GEOLOGIC MAPS AS A BASIS FOR UNDERSTANDING GROUND WATER QUALITY IN CENTRAL MAINE


MARVINNEY, Robert G.1, LOISELLE, Marc2, WEST Jr, David P.3, GROVER, Timothy4, ZHENG, Yan5 and YANG, Qiang5, (1)Maine Geolical Survey, 22 State House Station, Augusta, ME 04333-0022, (2)Maine Geological Survey, 22 State House Station, Augusta, ME 04333, (3)Geology Dept, Middlebury College, Middlebury, VT 05753, (4)Natural Sciences, Castleton State College, Castleton, VT 05735, (5)Earth and Environmental Sciences, Queens College and Graduate Center, CUNY, 65-30 Kissena Blvd, Flushing, NY 11367, robert.g.marvinney@maine.gov

Nearly 40% of Maine residents derive their domestic water from private wells drilled into bedrock. The water quality in these wells is dependent in large part on the nature of the bedrock and the fracture system that conveys meteoric water to the wells. Our central Maine study area (Augusta, Winthrop, and Purgatory 7.5-minute quadrangles), is primarily underlain by metasedimentary rocks: several units of thickly bedded quartz-feldspar-biotite granofels and schist, a unit of thinly bedded quartz-mica schist, several thinly bedded marbles, and several thin sulfide-rich units.
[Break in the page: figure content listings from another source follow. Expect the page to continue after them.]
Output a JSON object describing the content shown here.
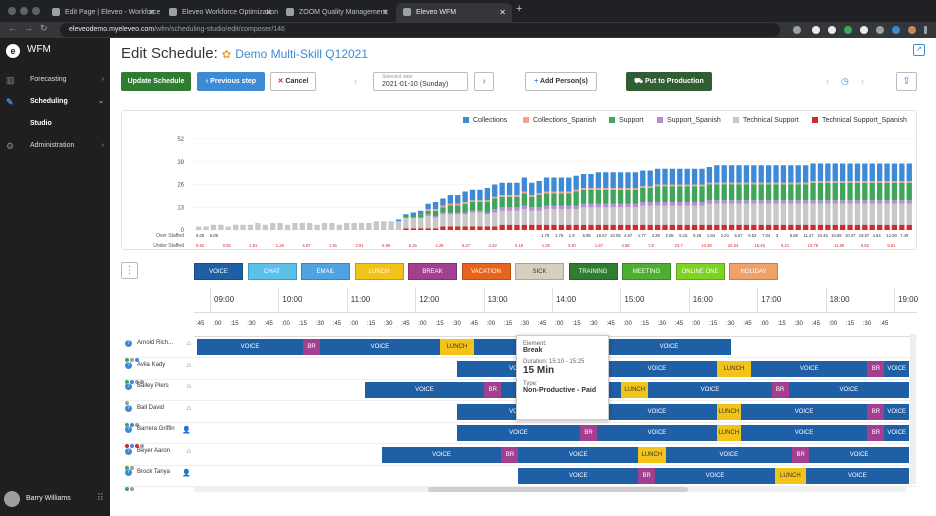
{
  "browser": {
    "tabs": [
      {
        "title": "Edit Page | Eleveo - Workforce",
        "active": false
      },
      {
        "title": "Eleveo Workforce Optimization",
        "active": false
      },
      {
        "title": "ZOOM Quality Management",
        "active": false
      },
      {
        "title": "Eleveo WFM",
        "active": true
      }
    ],
    "url_host": "eleveodemo.myeleveo.com",
    "url_path": "/wfm/scheduling-studio/edit/composer/146"
  },
  "sidebar": {
    "brand": "WFM",
    "items": [
      {
        "label": "Forecasting",
        "icon": "bar-chart-icon"
      },
      {
        "label": "Scheduling",
        "icon": "edit-icon"
      },
      {
        "label": "Studio",
        "icon": ""
      },
      {
        "label": "Administration",
        "icon": "gear-icon"
      }
    ],
    "user": "Barry Williams"
  },
  "header": {
    "title": "Edit Schedule:",
    "schedule_name": "Demo Multi-Skill Q12021"
  },
  "toolbar": {
    "update": "Update Schedule",
    "previous": "Previous step",
    "cancel": "Cancel",
    "date_label": "Selected date",
    "date_value": "2021-01-10 (Sunday)",
    "add_person": "Add Person(s)",
    "put_to_production": "Put to Production"
  },
  "colors": {
    "collections": "#3d8ad6",
    "collections_spanish": "#f4a48c",
    "support": "#3ea55b",
    "support_spanish": "#b490d2",
    "technical_support": "#c8c8c8",
    "technical_support_spanish": "#cf2b2b"
  },
  "chart_data": {
    "type": "bar",
    "stacked": true,
    "ylim": [
      0,
      52
    ],
    "yticks": [
      "52",
      "39",
      "26",
      "13",
      "0"
    ],
    "row_labels": [
      "Over Staffed",
      "Under Staffed"
    ],
    "legend_position": "top-right",
    "series": [
      {
        "name": "Collections",
        "values": [
          0,
          0,
          0,
          0,
          0,
          0,
          0,
          0,
          0,
          0,
          0,
          0,
          0,
          0,
          0,
          0,
          0,
          0,
          0,
          0,
          0,
          0,
          0,
          0,
          0,
          0,
          0,
          1,
          1,
          2,
          2,
          3,
          4,
          4,
          5,
          5,
          6,
          6,
          6,
          7,
          7,
          7,
          7,
          7,
          8,
          7,
          7,
          8,
          8,
          8,
          8,
          8,
          8,
          8,
          9,
          9,
          9,
          9,
          9,
          9,
          9,
          9,
          9,
          9,
          9,
          9,
          9,
          9,
          9,
          9,
          10,
          10,
          10,
          10,
          10,
          10,
          10,
          10,
          10,
          10,
          10,
          10,
          10,
          10,
          10,
          10,
          10,
          10,
          10,
          10,
          10,
          10,
          10,
          10,
          10,
          10,
          10
        ]
      },
      {
        "name": "Collections_Spanish",
        "values": [
          0,
          0,
          0,
          0,
          0,
          0,
          0,
          0,
          0,
          0,
          0,
          0,
          0,
          0,
          0,
          0,
          0,
          0,
          0,
          0,
          0,
          0,
          0,
          0,
          0,
          0,
          0,
          0,
          0,
          0,
          0,
          1,
          1,
          1,
          1,
          1,
          1,
          1,
          1,
          1,
          1,
          1,
          1,
          1,
          1,
          1,
          1,
          1,
          1,
          1,
          1,
          1,
          1,
          1,
          1,
          1,
          1,
          1,
          1,
          1,
          1,
          1,
          1,
          1,
          1,
          1,
          1,
          1,
          1,
          1,
          1,
          1,
          1,
          1,
          1,
          1,
          1,
          1,
          1,
          1,
          1,
          1,
          1,
          1,
          1,
          1,
          1,
          1,
          1,
          1,
          1,
          1,
          1,
          1,
          1,
          1,
          1
        ]
      },
      {
        "name": "Support",
        "values": [
          0,
          0,
          0,
          0,
          0,
          0,
          0,
          0,
          0,
          0,
          0,
          0,
          0,
          0,
          0,
          0,
          0,
          0,
          0,
          0,
          0,
          0,
          0,
          0,
          0,
          0,
          0,
          0,
          1,
          1,
          2,
          2,
          3,
          3,
          4,
          4,
          5,
          5,
          5,
          6,
          6,
          6,
          6,
          6,
          7,
          6,
          7,
          7,
          7,
          7,
          7,
          8,
          8,
          8,
          8,
          8,
          8,
          8,
          8,
          8,
          8,
          8,
          9,
          9,
          9,
          9,
          9,
          9,
          9,
          9,
          9,
          9,
          9,
          9,
          9,
          9,
          9,
          9,
          9,
          9,
          9,
          9,
          9,
          10,
          10,
          10,
          10,
          10,
          10,
          10,
          10,
          10,
          10,
          10,
          10,
          10,
          10
        ]
      },
      {
        "name": "Support_Spanish",
        "values": [
          0,
          0,
          0,
          0,
          0,
          0,
          0,
          0,
          0,
          0,
          0,
          0,
          0,
          0,
          0,
          0,
          0,
          0,
          0,
          0,
          0,
          0,
          0,
          0,
          0,
          0,
          0,
          0,
          0,
          0,
          0,
          1,
          1,
          1,
          1,
          1,
          1,
          1,
          1,
          1,
          2,
          2,
          2,
          2,
          2,
          2,
          2,
          2,
          2,
          2,
          2,
          2,
          2,
          2,
          2,
          2,
          2,
          2,
          2,
          2,
          2,
          2,
          2,
          2,
          2,
          2,
          2,
          2,
          2,
          2,
          2,
          2,
          2,
          2,
          2,
          2,
          2,
          2,
          2,
          2,
          2,
          2,
          2,
          2,
          2,
          2,
          2,
          2,
          2,
          2,
          2,
          2,
          2,
          2,
          2,
          2,
          2
        ]
      },
      {
        "name": "Technical Support",
        "values": [
          2,
          2,
          3,
          3,
          2,
          3,
          3,
          3,
          4,
          3,
          4,
          4,
          3,
          4,
          4,
          4,
          3,
          4,
          4,
          3,
          4,
          4,
          4,
          4,
          5,
          5,
          5,
          5,
          6,
          6,
          6,
          7,
          6,
          7,
          7,
          7,
          7,
          8,
          8,
          7,
          8,
          8,
          8,
          8,
          9,
          8,
          8,
          9,
          9,
          9,
          9,
          9,
          10,
          10,
          10,
          10,
          10,
          10,
          10,
          10,
          11,
          11,
          11,
          11,
          11,
          11,
          11,
          11,
          11,
          12,
          12,
          12,
          12,
          12,
          12,
          12,
          12,
          12,
          12,
          12,
          12,
          12,
          12,
          12,
          12,
          12,
          12,
          12,
          12,
          12,
          12,
          12,
          12,
          12,
          12,
          12,
          12
        ]
      },
      {
        "name": "Technical Support_Spanish",
        "values": [
          0,
          0,
          0,
          0,
          0,
          0,
          0,
          0,
          0,
          0,
          0,
          0,
          0,
          0,
          0,
          0,
          0,
          0,
          0,
          0,
          0,
          0,
          0,
          0,
          0,
          0,
          0,
          0,
          1,
          1,
          1,
          1,
          1,
          2,
          2,
          2,
          2,
          2,
          2,
          2,
          2,
          3,
          3,
          3,
          3,
          3,
          3,
          3,
          3,
          3,
          3,
          3,
          3,
          3,
          3,
          3,
          3,
          3,
          3,
          3,
          3,
          3,
          3,
          3,
          3,
          3,
          3,
          3,
          3,
          3,
          3,
          3,
          3,
          3,
          3,
          3,
          3,
          3,
          3,
          3,
          3,
          3,
          3,
          3,
          3,
          3,
          3,
          3,
          3,
          3,
          3,
          3,
          3,
          3,
          3,
          3,
          3
        ]
      }
    ],
    "over_labels": [
      "6.08",
      "6.08",
      "",
      "",
      "",
      "",
      "",
      "",
      "",
      "",
      "",
      "",
      "",
      "",
      "",
      "",
      "",
      "",
      "",
      "",
      "",
      "",
      "",
      "",
      "",
      "1.79",
      "1.79",
      "1.9",
      "6.95",
      "16.57",
      "10.05",
      "4.67",
      "1.77",
      "4.39",
      "2.08",
      "5.15",
      "9.28",
      "1.84",
      "2.24",
      "5.67",
      "5.52",
      "7.04",
      "3",
      "9.69",
      "11.47",
      "10.46",
      "10.59",
      "10.37",
      "19.67",
      "4.54",
      "12.50",
      "7.49"
    ],
    "under_labels": [
      "0.92",
      "0.92",
      "1.91",
      "1.25",
      "4.67",
      "1.91",
      "2.91",
      "5.89",
      "5.15",
      "4.29",
      "5.27",
      "4.43",
      "6.16",
      "1.29",
      "5.67",
      "1.67",
      "4.58",
      "7.8",
      "23.7",
      "10.49",
      "22.53",
      "15.45",
      "5.21",
      "10.78",
      "11.06",
      "5.52",
      "5.81"
    ]
  },
  "activities": [
    {
      "label": "VOICE",
      "color": "#1f5fa6"
    },
    {
      "label": "CHAT",
      "color": "#5bc0ea"
    },
    {
      "label": "EMAIL",
      "color": "#4fa3e3"
    },
    {
      "label": "LUNCH",
      "color": "#f2c318"
    },
    {
      "label": "BREAK",
      "color": "#a23f8f"
    },
    {
      "label": "VACATION",
      "color": "#e8641c"
    },
    {
      "label": "SICK",
      "color": "#d6cfbf"
    },
    {
      "label": "TRAINING",
      "color": "#2e7d32"
    },
    {
      "label": "MEETING",
      "color": "#4caf30"
    },
    {
      "label": "ONLINE ONE",
      "color": "#7ed321"
    },
    {
      "label": "HOLIDAY",
      "color": "#f0a16a"
    }
  ],
  "timeline": {
    "hours": [
      "09:00",
      "10:00",
      "11:00",
      "12:00",
      "13:00",
      "14:00",
      "15:00",
      "16:00",
      "17:00",
      "18:00",
      "19:00"
    ],
    "quarters": [
      ":45",
      ":00",
      ":15",
      ":30",
      ":45",
      ":00",
      ":15",
      ":30",
      ":45",
      ":00",
      ":15",
      ":30",
      ":45",
      ":00",
      ":15",
      ":30",
      ":45",
      ":00",
      ":15",
      ":30",
      ":45",
      ":00",
      ":15",
      ":30",
      ":45",
      ":00",
      ":15",
      ":30",
      ":45",
      ":00",
      ":15",
      ":30",
      ":45",
      ":00",
      ":15",
      ":30",
      ":45",
      ":00",
      ":15",
      ":30",
      ":45"
    ]
  },
  "agents": [
    {
      "name": "Arnold Rich...",
      "home": true,
      "dots": [
        "#3ea55b",
        "#9e9e9e",
        "#3d8ad6"
      ],
      "segments": [
        {
          "t": "VOICE",
          "s": 0.0,
          "e": 1.55,
          "c": "voice"
        },
        {
          "t": "BR",
          "s": 1.55,
          "e": 1.8,
          "c": "br"
        },
        {
          "t": "VOICE",
          "s": 1.8,
          "e": 3.55,
          "c": "voice"
        },
        {
          "t": "LUNCH",
          "s": 3.55,
          "e": 4.05,
          "c": "lunch"
        },
        {
          "t": "VOICE",
          "s": 4.05,
          "e": 5.75,
          "c": "voice"
        },
        {
          "t": "BR",
          "s": 5.75,
          "e": 6.0,
          "c": "br"
        },
        {
          "t": "VOICE",
          "s": 6.0,
          "e": 7.8,
          "c": "voice"
        }
      ]
    },
    {
      "name": "Avila Kady",
      "home": true,
      "dots": [
        "#3ea55b",
        "#3d8ad6",
        "#9e9e9e",
        "#9e9e9e"
      ],
      "segments": [
        {
          "t": "VOICE",
          "s": 3.8,
          "e": 5.6,
          "c": "voice"
        },
        {
          "t": "BR",
          "s": 5.6,
          "e": 5.85,
          "c": "br"
        },
        {
          "t": "VOICE",
          "s": 5.85,
          "e": 7.6,
          "c": "voice"
        },
        {
          "t": "LUNCH",
          "s": 7.6,
          "e": 8.1,
          "c": "lunch"
        },
        {
          "t": "VOICE",
          "s": 8.1,
          "e": 9.8,
          "c": "voice"
        },
        {
          "t": "BR",
          "s": 9.8,
          "e": 10.05,
          "c": "br"
        },
        {
          "t": "VOICE",
          "s": 10.05,
          "e": 10.55,
          "c": "voice"
        }
      ]
    },
    {
      "name": "Bailey Piers",
      "home": true,
      "dots": [
        "#9e9e9e"
      ],
      "segments": [
        {
          "t": "VOICE",
          "s": 2.45,
          "e": 4.2,
          "c": "voice"
        },
        {
          "t": "BR",
          "s": 4.2,
          "e": 4.45,
          "c": "br"
        },
        {
          "t": "VOICE",
          "s": 4.45,
          "e": 6.2,
          "c": "voice"
        },
        {
          "t": "LUNCH",
          "s": 6.2,
          "e": 6.6,
          "c": "lunch"
        },
        {
          "t": "VOICE",
          "s": 6.6,
          "e": 8.4,
          "c": "voice"
        },
        {
          "t": "BR",
          "s": 8.4,
          "e": 8.65,
          "c": "br"
        },
        {
          "t": "VOICE",
          "s": 8.65,
          "e": 10.5,
          "c": "voice"
        }
      ]
    },
    {
      "name": "Ball David",
      "home": true,
      "dots": [
        "#3ea55b",
        "#3d8ad6",
        "#9e9e9e"
      ],
      "segments": [
        {
          "t": "VOICE",
          "s": 3.8,
          "e": 5.6,
          "c": "voice"
        },
        {
          "t": "BR",
          "s": 5.6,
          "e": 5.85,
          "c": "br"
        },
        {
          "t": "VOICE",
          "s": 5.85,
          "e": 7.6,
          "c": "voice"
        },
        {
          "t": "LUNCH",
          "s": 7.6,
          "e": 7.95,
          "c": "lunch"
        },
        {
          "t": "VOICE",
          "s": 7.95,
          "e": 9.8,
          "c": "voice"
        },
        {
          "t": "BR",
          "s": 9.8,
          "e": 10.05,
          "c": "br"
        },
        {
          "t": "VOICE",
          "s": 10.05,
          "e": 10.55,
          "c": "voice"
        }
      ]
    },
    {
      "name": "Barrera Griffin",
      "home": false,
      "dots": [
        "#cf2b2b",
        "#3d8ad6",
        "#cf2b2b",
        "#9e9e9e"
      ],
      "segments": [
        {
          "t": "VOICE",
          "s": 3.8,
          "e": 5.6,
          "c": "voice"
        },
        {
          "t": "BR",
          "s": 5.6,
          "e": 5.85,
          "c": "br"
        },
        {
          "t": "VOICE",
          "s": 5.85,
          "e": 7.6,
          "c": "voice"
        },
        {
          "t": "LUNCH",
          "s": 7.6,
          "e": 7.95,
          "c": "lunch"
        },
        {
          "t": "VOICE",
          "s": 7.95,
          "e": 9.8,
          "c": "voice"
        },
        {
          "t": "BR",
          "s": 9.8,
          "e": 10.05,
          "c": "br"
        },
        {
          "t": "VOICE",
          "s": 10.05,
          "e": 10.55,
          "c": "voice"
        }
      ]
    },
    {
      "name": "Beyer Aaron",
      "home": true,
      "dots": [
        "#3ea55b",
        "#9e9e9e"
      ],
      "segments": [
        {
          "t": "VOICE",
          "s": 2.7,
          "e": 4.45,
          "c": "voice"
        },
        {
          "t": "BR",
          "s": 4.45,
          "e": 4.7,
          "c": "br"
        },
        {
          "t": "VOICE",
          "s": 4.7,
          "e": 6.45,
          "c": "voice"
        },
        {
          "t": "LUNCH",
          "s": 6.45,
          "e": 6.85,
          "c": "lunch"
        },
        {
          "t": "VOICE",
          "s": 6.85,
          "e": 8.7,
          "c": "voice"
        },
        {
          "t": "BR",
          "s": 8.7,
          "e": 8.95,
          "c": "br"
        },
        {
          "t": "VOICE",
          "s": 8.95,
          "e": 10.55,
          "c": "voice"
        }
      ]
    },
    {
      "name": "Brock Tanya",
      "home": false,
      "dots": [
        "#3ea55b",
        "#9e9e9e"
      ],
      "segments": [
        {
          "t": "VOICE",
          "s": 4.7,
          "e": 6.45,
          "c": "voice"
        },
        {
          "t": "BR",
          "s": 6.45,
          "e": 6.7,
          "c": "br"
        },
        {
          "t": "VOICE",
          "s": 6.7,
          "e": 8.45,
          "c": "voice"
        },
        {
          "t": "LUNCH",
          "s": 8.45,
          "e": 8.9,
          "c": "lunch"
        },
        {
          "t": "VOICE",
          "s": 8.9,
          "e": 10.55,
          "c": "voice"
        }
      ]
    }
  ],
  "tooltip": {
    "element_label": "Element:",
    "element_value": "Break",
    "duration_label": "Duration: 15:10 - 15:25",
    "duration_value": "15 Min",
    "type_label": "Type:",
    "type_value": "Non-Productive - Paid"
  }
}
These units are variably calcareous, have been regionally metamorphosed to as high as sillimanite grade and intruded by granite and syenite.

We analyzed water from 790 bedrock wells for a full suite of analytes, but focus here on arsenic and uranium. Arsenic concentrations (range < 0.07 – 325 ug/l) exceed the EPA maximum contaminant limit (MCL) of 10 ug/l in 31% of the sampled wells. Wells with the highest concentrations are not clearly related to a single bedrock unit. Detailed geologic maps demonstrate that As concentrations are not clearly correlated with individual calcareous units, as some regional analyses based on generalized maps have suggested. Concentrations of U (median 1 ug/l, range < 0.0007 – 484 ug/l) are highest in and near the two-mica granites and mostly less than 10 ug/l in the metasedimentary rocks. Less than 4% of the sampled wells have U concentrations in excess of the MCL (30ug/l).

The detailed maps provide some guidance for public outreach to well owners concerning the need for water testing and subsequent remedial action, but without a thorough understanding of the origins of elevated arsenic and uranium concentrations, the Maine Bureau of Health recommends that all wells should be tested periodically. Mapping by the Maine Geological Survey is part of a regional multi-year effort, through the National Cooperative Geologic Mapping Program, to create detailed bedrock geologic maps for the area from Augusta to Rockland.